The perception module employs the YOLOv11 algorithm, which was trained on a dataset comprising 4,664 images across five categories of waste materials: cardboard, glass, metal, paper, and plastic. Experimental results indicate that the proposed model achieves a mean Average Precision (mAP) of 96.1%, with corresponding precision and recall values of 94.6% and 97%, respectively. These results demonstrate the model’s strong detection capability and a minimal rate of missed detections. The observed performance can be largely attributed to architectural enhancements as well as the integration of advanced training strategies.
The close integration of the vision module and the PD–Fuzzy controller enables the system to respond accurately to visual information while ensuring smooth and stable operation of the robotic arm throughout the classification process. Although the vision module still experiences certain performance degradation in complex backgrounds or between material classes with similar visual characteristics, the control simulation results confirm the crucial role of the PD–Fuzzy controller in maintaining system stability and positioning accuracy. These findings demonstrate the practical feasibility of deploying the proposed robotic system in real-world waste classification applications.

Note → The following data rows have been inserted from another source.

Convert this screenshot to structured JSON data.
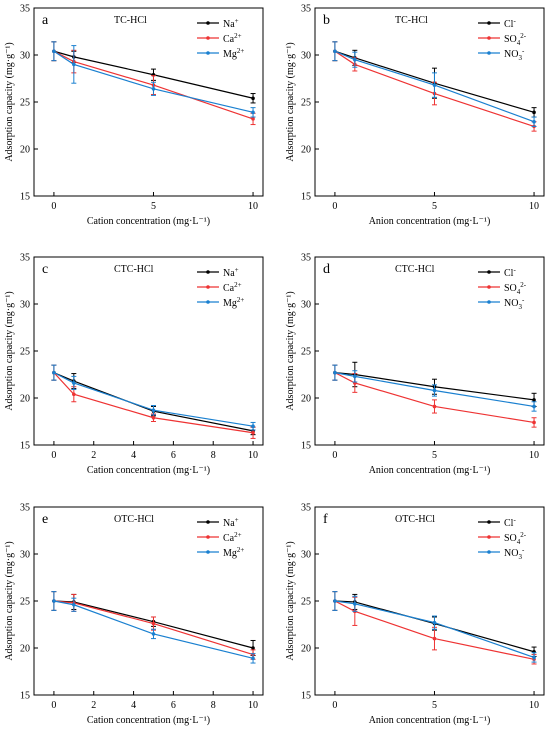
{
  "colors": {
    "black": "#000000",
    "red": "#ee3333",
    "blue": "#1a80d0"
  },
  "chart_data": [
    {
      "type": "line",
      "panel_label": "a",
      "title": "TC-HCl",
      "xlabel": "Cation concentration (mg·L⁻¹)",
      "ylabel": "Adsorption capacity (mg·g⁻¹)",
      "x": [
        0,
        1,
        5,
        10
      ],
      "xticks": [
        0,
        5,
        10
      ],
      "xlim": [
        -1,
        10.5
      ],
      "ylim": [
        15,
        35
      ],
      "yticks": [
        15,
        20,
        25,
        30,
        35
      ],
      "legend_position": "top-right",
      "series": [
        {
          "name": "Na+",
          "color": "#000000",
          "values": [
            30.4,
            29.8,
            27.9,
            25.4
          ],
          "errors": [
            1.0,
            0.6,
            0.6,
            0.5
          ]
        },
        {
          "name": "Ca2+",
          "color": "#ee3333",
          "values": [
            30.4,
            29.3,
            26.8,
            23.2
          ],
          "errors": [
            1.0,
            1.2,
            1.0,
            0.6
          ]
        },
        {
          "name": "Mg2+",
          "color": "#1a80d0",
          "values": [
            30.4,
            29.0,
            26.4,
            23.9
          ],
          "errors": [
            1.0,
            2.0,
            0.7,
            0.5
          ]
        }
      ]
    },
    {
      "type": "line",
      "panel_label": "b",
      "title": "TC-HCl",
      "xlabel": "Anion concentration (mg·L⁻¹)",
      "ylabel": "Adsorption capacity (mg·g⁻¹)",
      "x": [
        0,
        1,
        5,
        10
      ],
      "xticks": [
        0,
        5,
        10
      ],
      "xlim": [
        -1,
        10.5
      ],
      "ylim": [
        15,
        35
      ],
      "yticks": [
        15,
        20,
        25,
        30,
        35
      ],
      "legend_position": "top-right",
      "series": [
        {
          "name": "Cl-",
          "color": "#000000",
          "values": [
            30.4,
            29.7,
            27.0,
            23.9
          ],
          "errors": [
            1.0,
            0.8,
            1.6,
            0.5
          ]
        },
        {
          "name": "SO42-",
          "color": "#ee3333",
          "values": [
            30.4,
            29.0,
            25.9,
            22.4
          ],
          "errors": [
            1.0,
            0.7,
            1.2,
            0.5
          ]
        },
        {
          "name": "NO3-",
          "color": "#1a80d0",
          "values": [
            30.4,
            29.5,
            26.8,
            22.9
          ],
          "errors": [
            1.0,
            0.8,
            1.3,
            0.5
          ]
        }
      ]
    },
    {
      "type": "line",
      "panel_label": "c",
      "title": "CTC-HCl",
      "xlabel": "Cation concentration (mg·L⁻¹)",
      "ylabel": "Adsorption capacity (mg·g⁻¹)",
      "x": [
        0,
        1,
        5,
        10
      ],
      "xticks": [
        0,
        2,
        4,
        6,
        8,
        10
      ],
      "xlim": [
        -1,
        10.5
      ],
      "ylim": [
        15,
        35
      ],
      "yticks": [
        15,
        20,
        25,
        30,
        35
      ],
      "legend_position": "top-right",
      "series": [
        {
          "name": "Na+",
          "color": "#000000",
          "values": [
            22.7,
            21.8,
            18.6,
            16.5
          ],
          "errors": [
            0.8,
            0.8,
            0.5,
            0.4
          ]
        },
        {
          "name": "Ca2+",
          "color": "#ee3333",
          "values": [
            22.7,
            20.4,
            17.9,
            16.3
          ],
          "errors": [
            0.8,
            0.8,
            0.4,
            0.6
          ]
        },
        {
          "name": "Mg2+",
          "color": "#1a80d0",
          "values": [
            22.7,
            21.6,
            18.7,
            17.0
          ],
          "errors": [
            0.8,
            0.7,
            0.5,
            0.4
          ]
        }
      ]
    },
    {
      "type": "line",
      "panel_label": "d",
      "title": "CTC-HCl",
      "xlabel": "Anion concentration (mg·L⁻¹)",
      "ylabel": "Adsorption capacity (mg·g⁻¹)",
      "x": [
        0,
        1,
        5,
        10
      ],
      "xticks": [
        0,
        5,
        10
      ],
      "xlim": [
        -1,
        10.5
      ],
      "ylim": [
        15,
        35
      ],
      "yticks": [
        15,
        20,
        25,
        30,
        35
      ],
      "legend_position": "top-right",
      "series": [
        {
          "name": "Cl-",
          "color": "#000000",
          "values": [
            22.7,
            22.5,
            21.2,
            19.8
          ],
          "errors": [
            0.8,
            1.3,
            0.8,
            0.7
          ]
        },
        {
          "name": "SO42-",
          "color": "#ee3333",
          "values": [
            22.7,
            21.6,
            19.1,
            17.4
          ],
          "errors": [
            0.8,
            1.0,
            0.7,
            0.5
          ]
        },
        {
          "name": "NO3-",
          "color": "#1a80d0",
          "values": [
            22.7,
            22.3,
            20.8,
            19.1
          ],
          "errors": [
            0.8,
            0.6,
            0.6,
            0.5
          ]
        }
      ]
    },
    {
      "type": "line",
      "panel_label": "e",
      "title": "OTC-HCl",
      "xlabel": "Cation concentration (mg·L⁻¹)",
      "ylabel": "Adsorption capacity (mg·g⁻¹)",
      "x": [
        0,
        1,
        5,
        10
      ],
      "xticks": [
        0,
        2,
        4,
        6,
        8,
        10
      ],
      "xlim": [
        -1,
        10.5
      ],
      "ylim": [
        15,
        35
      ],
      "yticks": [
        15,
        20,
        25,
        30,
        35
      ],
      "legend_position": "top-right",
      "series": [
        {
          "name": "Na+",
          "color": "#000000",
          "values": [
            25.0,
            24.9,
            22.8,
            20.0
          ],
          "errors": [
            1.0,
            0.8,
            0.5,
            0.8
          ]
        },
        {
          "name": "Ca2+",
          "color": "#ee3333",
          "values": [
            25.0,
            24.8,
            22.6,
            19.3
          ],
          "errors": [
            1.0,
            0.9,
            0.7,
            0.5
          ]
        },
        {
          "name": "Mg2+",
          "color": "#1a80d0",
          "values": [
            25.0,
            24.6,
            21.5,
            18.9
          ],
          "errors": [
            1.0,
            0.7,
            0.5,
            0.5
          ]
        }
      ]
    },
    {
      "type": "line",
      "panel_label": "f",
      "title": "OTC-HCl",
      "xlabel": "Anion concentration (mg·L⁻¹)",
      "ylabel": "Adsorption capacity (mg·g⁻¹)",
      "x": [
        0,
        1,
        5,
        10
      ],
      "xticks": [
        0,
        5,
        10
      ],
      "xlim": [
        -1,
        10.5
      ],
      "ylim": [
        15,
        35
      ],
      "yticks": [
        15,
        20,
        25,
        30,
        35
      ],
      "legend_position": "top-right",
      "series": [
        {
          "name": "Cl-",
          "color": "#000000",
          "values": [
            25.0,
            24.9,
            22.6,
            19.6
          ],
          "errors": [
            1.0,
            0.8,
            0.7,
            0.5
          ]
        },
        {
          "name": "SO42-",
          "color": "#ee3333",
          "values": [
            25.0,
            23.9,
            21.0,
            18.8
          ],
          "errors": [
            1.0,
            1.5,
            1.2,
            0.5
          ]
        },
        {
          "name": "NO3-",
          "color": "#1a80d0",
          "values": [
            25.0,
            24.7,
            22.7,
            19.0
          ],
          "errors": [
            1.0,
            0.8,
            0.7,
            0.5
          ]
        }
      ]
    }
  ]
}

Future research will focus on expanding and diversifying the dataset, implementing material-specific data augmentation strategies, and refining feature representations to further improve classification accuracy. Additionally, further system optimization and real-world deployment studies will be conducted to assess scalability and long-term operational performance.